The almandine garnet: a silicate of aluminium and brown red to purple red iron. It is also nicknamed "noble garnet”.
 
The spessartite garnet: it is a silicate of aluminium and manganese of a brown red to red-orange, which is mainly found in the granite rocks in Virginia, as well as in Madagascar, on the Elba Island and also in Bavaria.
 
The uvarovite garnet: silicate of chrome and calcium, of a green colour. The chrome gives it its green shades, just as it does in emeralds. Unfortunately this stone is not used very much because it is too small.
 
- THE DEPOSITS
The deposits are mainly situated in Sri Lanka, in Madagascar, in Brazil, in India, but also in Europe, which has produced many garnets in the past.
 
Currently, the famous « Bohemian garnet » has almost all disappeared. This ruby red garnet can be found in ex-Czechoslovakia, in the Trebenice, south of Turnov, as region also known as "Bohemian paradise" and appearing in the UNESCO list of the European geo parks. The Bohemian garnet has had an important place in the jewellery in the 19th and at the beginning of the 20th century. It used to be cut as early as the 5th century, but the value of the garnet is close to the rubies towards the 15th and 16th centuries. A true industry of garnet cutting is blooming; those pieces of jewellery set with this stone are appreciated, not only by the middle classes, but also by famous characters. Napoleon Bonaparte chooses as his personal emblem a garnet bee found in King Childeric's tomb. The gold cross of King Otokar II was inlaid with garnets and Emperor Rudolph II, a patron of the astronomers Tycho Brahé and Johannes Kepler, had the biggest wash places.
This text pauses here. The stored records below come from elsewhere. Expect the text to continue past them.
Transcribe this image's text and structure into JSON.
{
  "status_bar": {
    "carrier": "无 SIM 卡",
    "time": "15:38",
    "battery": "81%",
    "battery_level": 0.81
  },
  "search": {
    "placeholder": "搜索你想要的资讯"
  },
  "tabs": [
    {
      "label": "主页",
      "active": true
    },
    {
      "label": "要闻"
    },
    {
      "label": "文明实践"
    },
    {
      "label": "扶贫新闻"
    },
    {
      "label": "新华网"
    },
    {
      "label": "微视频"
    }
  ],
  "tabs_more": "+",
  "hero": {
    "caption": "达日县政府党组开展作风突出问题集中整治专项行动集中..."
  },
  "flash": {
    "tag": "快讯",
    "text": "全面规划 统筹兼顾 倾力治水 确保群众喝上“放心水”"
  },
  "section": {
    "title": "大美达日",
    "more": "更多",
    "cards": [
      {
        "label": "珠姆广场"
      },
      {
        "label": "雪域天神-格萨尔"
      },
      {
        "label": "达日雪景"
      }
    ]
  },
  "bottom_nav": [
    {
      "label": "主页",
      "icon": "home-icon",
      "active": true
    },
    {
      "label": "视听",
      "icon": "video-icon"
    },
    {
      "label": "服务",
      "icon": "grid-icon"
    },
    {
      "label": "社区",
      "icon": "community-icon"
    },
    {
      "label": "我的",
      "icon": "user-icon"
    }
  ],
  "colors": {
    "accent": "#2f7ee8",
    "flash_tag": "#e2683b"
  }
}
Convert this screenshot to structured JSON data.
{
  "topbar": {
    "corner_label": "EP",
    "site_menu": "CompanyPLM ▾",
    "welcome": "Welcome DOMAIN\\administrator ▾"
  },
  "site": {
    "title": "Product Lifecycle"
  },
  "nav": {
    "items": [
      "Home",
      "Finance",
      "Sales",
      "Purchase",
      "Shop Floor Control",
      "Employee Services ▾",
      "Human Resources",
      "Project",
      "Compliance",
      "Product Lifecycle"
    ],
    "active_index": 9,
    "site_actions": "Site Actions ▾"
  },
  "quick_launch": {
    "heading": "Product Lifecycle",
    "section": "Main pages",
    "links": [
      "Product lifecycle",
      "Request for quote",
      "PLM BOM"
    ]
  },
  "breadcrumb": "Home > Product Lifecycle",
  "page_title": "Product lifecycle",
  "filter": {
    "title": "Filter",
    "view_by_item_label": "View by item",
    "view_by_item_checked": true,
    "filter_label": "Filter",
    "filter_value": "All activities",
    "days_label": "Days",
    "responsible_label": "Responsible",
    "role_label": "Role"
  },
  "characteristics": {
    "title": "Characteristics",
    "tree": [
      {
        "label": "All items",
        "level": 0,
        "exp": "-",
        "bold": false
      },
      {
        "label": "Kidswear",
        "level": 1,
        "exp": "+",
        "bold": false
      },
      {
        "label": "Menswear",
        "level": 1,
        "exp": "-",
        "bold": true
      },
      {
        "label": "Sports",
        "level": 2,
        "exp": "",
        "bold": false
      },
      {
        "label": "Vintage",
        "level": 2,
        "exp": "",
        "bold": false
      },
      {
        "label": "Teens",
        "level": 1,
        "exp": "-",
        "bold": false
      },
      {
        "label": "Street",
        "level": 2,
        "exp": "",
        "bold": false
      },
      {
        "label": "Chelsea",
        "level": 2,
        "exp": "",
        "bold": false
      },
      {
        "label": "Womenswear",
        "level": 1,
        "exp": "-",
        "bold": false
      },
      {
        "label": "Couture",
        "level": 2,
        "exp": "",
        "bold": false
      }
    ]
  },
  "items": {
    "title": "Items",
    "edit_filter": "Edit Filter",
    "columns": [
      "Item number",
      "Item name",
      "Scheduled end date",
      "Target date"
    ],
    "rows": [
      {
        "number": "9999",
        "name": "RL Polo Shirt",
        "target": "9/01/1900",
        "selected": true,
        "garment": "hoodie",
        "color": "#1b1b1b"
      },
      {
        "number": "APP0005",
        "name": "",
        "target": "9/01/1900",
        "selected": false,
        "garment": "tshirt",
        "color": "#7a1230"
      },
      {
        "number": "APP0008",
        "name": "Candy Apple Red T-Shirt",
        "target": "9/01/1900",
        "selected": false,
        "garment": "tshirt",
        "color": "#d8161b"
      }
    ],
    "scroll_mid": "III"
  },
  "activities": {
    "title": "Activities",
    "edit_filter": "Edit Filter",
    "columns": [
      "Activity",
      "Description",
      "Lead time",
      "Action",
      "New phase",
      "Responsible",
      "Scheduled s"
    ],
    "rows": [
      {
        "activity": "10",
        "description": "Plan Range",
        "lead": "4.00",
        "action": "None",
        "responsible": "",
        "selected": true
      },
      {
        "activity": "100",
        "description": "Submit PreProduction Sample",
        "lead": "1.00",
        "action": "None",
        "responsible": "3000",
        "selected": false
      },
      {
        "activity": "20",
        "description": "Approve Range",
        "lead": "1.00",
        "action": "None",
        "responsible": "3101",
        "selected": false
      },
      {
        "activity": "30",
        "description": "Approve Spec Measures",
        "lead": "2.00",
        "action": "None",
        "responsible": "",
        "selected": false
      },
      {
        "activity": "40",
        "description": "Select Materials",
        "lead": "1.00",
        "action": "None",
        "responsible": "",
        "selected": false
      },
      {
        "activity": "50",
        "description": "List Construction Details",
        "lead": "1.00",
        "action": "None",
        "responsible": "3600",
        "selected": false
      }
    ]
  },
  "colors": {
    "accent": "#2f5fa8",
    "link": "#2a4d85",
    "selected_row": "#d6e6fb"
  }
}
The sizes of the garnets found there vary between 1,5 and 8 millimetres (they are rarely bigger), with a yield of between 12 and 20 g per ore ton. Winding rivers, in woodland areas, offer the amateur prospector the joy of sieving and finding pretty small alluvial garnets.
 
-CUTTING
Garnets are cut in the cabochon shape (half cone) or faceted. They may also be sculptured (carving). In the making of necklaces, garnets are either faceted into balls or rounded in polishing tumblings. When they are faceted, they are found in any and all shapes, traditional or fashion. The dark garnet will be cut as flat as possible, sometimes even bent into a curve, to lighten and intensity the red colour of the stone. Its hardness between 7 and 7 ½ enables easy cutting, on a diamond disk, while giving good polishing results on felt disks, flannel, leather or zinc, lead, with the help of cerium oxide, tripel, zinc oxide or aluminium oxide.
 
At the jewellery school in Turnov, in Prague, the establishment offering a wide range of training varying from wrought iron work to jewellery design, from jewellery through carving, the stoning of the garnets is one of the "facets" of the range of courses. The school is a member of the PLE (European Parliament of the jewellery schools) whose head office is situated in Saint Amand Montrond, in France. Furthermore, an exceptional collection of pyrope garnets may b e admired in the Czech Garnet Museum in Trebenice, a 13th century city, where several churches and chapels going from the gothic to the baroque styles may be visited.
 
SYNTHETICS THAT LEAD TO CONFUSION.
In the 60s the YAG (Yttrium Aluminium Garnet) and the GGG (Gadolinium Gallium Garnet) appeared - they are synthetics discovered for use in the first lasers. They are solid crystalline but they are not garnets as understood by mineralogy. They have been used as diamond imitations before being overthrown by the Cubic Zirconium.